Dans sa brochure, l'auteur part de ce principe, qu'il démontre par de nombreux exemples, que le besoin d'activité ou d'occupation (Trieb zum Handeln) est le plus puissant des mobiles que présente la nature humaine. « Et pourtant, ajoute-t-il, on ne voit pas que jamais l'éducation ait cherché, d'une manière générale, à tirer parti de ce besoin ; on pourrait presque croire que les nombreuses contrariétés qu'il procure aux maîtres et aux éducateurs ont prévenu ceux-ci contre lui et les ont empêchés de le prendre au sérieux. On se plaint en effet sans cesse de l'inattention et de la distraction des enfants pendant la classe, distraction qui vient de ce que leurs esprits sont tout occupés des amusements qu'ils ont laissés aux champs ou à la maison. » Heusinger voudrait qu'on donnât un aliment à ce besoin d'activité. Il ne songe pas seulement à faire enseigner aux enfants quelques petits travaux industriels qui développeraient en eux l'habileté de la main et les prépareraient à l'apprentissage de leur métier futur ; sa pensée est plus philosophique. Il demande une réforme complète de la méthode routinière d'éducation, qui ne connaît d'autre instrument d'acquisition des connaissances que le livre. « Les enfants, dit-il, à partir de leur sixième année, sont instruits exclusivement au moyen des livres. Quoi d'étonnant s'ils deviennent à leur tour victimes de ce préjugé que les livres sont l'unique moyen d'acquérir des connaissances, et si tout jeune homme qui sent le besoin d'accroître son savoir n'a pas d'autre désir que de posséder des livres et de les étudier. L'acquisition des connaissances par l'observation personnelle, par les expériences personnelles, par le travail personnel, est une chose que l'éducation n'enseigne pas aux enfants, ou à laquelle on n'accorde pas le degré d'attention qu'elle mérite. »

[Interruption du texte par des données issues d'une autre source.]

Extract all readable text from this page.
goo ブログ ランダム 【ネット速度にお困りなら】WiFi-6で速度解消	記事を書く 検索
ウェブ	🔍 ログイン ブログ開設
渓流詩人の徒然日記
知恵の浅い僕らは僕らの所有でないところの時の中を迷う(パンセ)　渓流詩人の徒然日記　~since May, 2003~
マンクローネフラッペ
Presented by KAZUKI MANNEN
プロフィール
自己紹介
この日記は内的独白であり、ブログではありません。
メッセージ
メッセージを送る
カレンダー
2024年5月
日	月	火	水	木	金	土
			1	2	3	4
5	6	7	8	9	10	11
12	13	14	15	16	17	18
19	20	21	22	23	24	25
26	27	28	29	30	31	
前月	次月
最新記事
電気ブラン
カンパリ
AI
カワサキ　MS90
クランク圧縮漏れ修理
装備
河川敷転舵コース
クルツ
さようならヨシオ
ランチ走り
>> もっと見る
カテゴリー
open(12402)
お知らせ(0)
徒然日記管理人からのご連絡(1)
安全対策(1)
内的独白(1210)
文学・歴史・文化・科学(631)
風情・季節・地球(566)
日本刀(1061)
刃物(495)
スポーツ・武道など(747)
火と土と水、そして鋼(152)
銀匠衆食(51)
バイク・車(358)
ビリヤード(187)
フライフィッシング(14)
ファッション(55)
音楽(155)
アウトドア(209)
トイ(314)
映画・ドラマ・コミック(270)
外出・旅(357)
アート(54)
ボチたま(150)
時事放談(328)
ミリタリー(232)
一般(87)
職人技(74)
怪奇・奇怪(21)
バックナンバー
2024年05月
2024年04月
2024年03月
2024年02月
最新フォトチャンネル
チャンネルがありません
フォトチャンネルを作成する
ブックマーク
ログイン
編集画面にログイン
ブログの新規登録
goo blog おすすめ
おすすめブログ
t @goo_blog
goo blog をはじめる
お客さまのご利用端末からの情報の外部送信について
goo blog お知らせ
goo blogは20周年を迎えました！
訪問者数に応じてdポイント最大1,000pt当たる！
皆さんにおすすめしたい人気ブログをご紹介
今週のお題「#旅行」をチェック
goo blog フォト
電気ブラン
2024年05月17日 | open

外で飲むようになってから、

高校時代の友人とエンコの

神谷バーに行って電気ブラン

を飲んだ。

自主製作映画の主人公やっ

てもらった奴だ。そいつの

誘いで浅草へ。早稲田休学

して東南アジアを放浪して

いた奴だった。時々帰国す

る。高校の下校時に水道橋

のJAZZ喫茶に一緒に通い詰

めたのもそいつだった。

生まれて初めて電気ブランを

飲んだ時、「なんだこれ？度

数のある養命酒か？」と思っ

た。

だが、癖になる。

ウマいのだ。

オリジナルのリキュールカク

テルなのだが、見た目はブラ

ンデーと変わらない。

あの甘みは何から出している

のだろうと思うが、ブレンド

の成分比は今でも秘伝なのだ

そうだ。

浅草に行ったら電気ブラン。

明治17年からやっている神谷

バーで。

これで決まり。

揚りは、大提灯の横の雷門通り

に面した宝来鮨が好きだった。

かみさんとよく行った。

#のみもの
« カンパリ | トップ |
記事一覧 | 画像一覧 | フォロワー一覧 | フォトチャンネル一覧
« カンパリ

Dans la Famille Wertheim, Heusinger trace un plan d'études très complet, où il donne au travail manuel la première place, comme principal moyen d'éveiller l'intérêt. Avant de recevoir un enseignement systématique de la géométrie et de la physique, par exemple, les enfants ont appris depuis longtemps à dessiner des cercles, des carrés, des cubes, des prismes, des cylindres, à confectionner des solides avec du carton, du bois ou du fer-blanc ; ils ont fabriqué aussi des leviers, des roues, des poulies, des manivelles, et en ont appris l'usage ; l'enseignement théorique est autant que possible rattaché aux expériences déjà faites et aux connaissances déjà acquises par ce moyen. Le premier enseignement de l'histoire naturelle se compose de ce que nous appelons aujourd'hui des leçons de choses : on doit parler aux enfants des objets ou des matériaux qu'ils ont entre leurs mains durant leur travail ; par exemple, à des fillettes qui apprennent à tricoter et à coudre, on parlera de la laine, du coton, du fer, etc. Les premières notions de géographie sont rattachées aussi à ces leçons : à propos du coton, les élèves apprendront dans quel pays il croît ; à l'occasion d'une aiguille anglaise, on leur expliquera où est l'Angleterre, et comment les aiguilles qu'on y fabrique sont transportées en Allemagne, etc.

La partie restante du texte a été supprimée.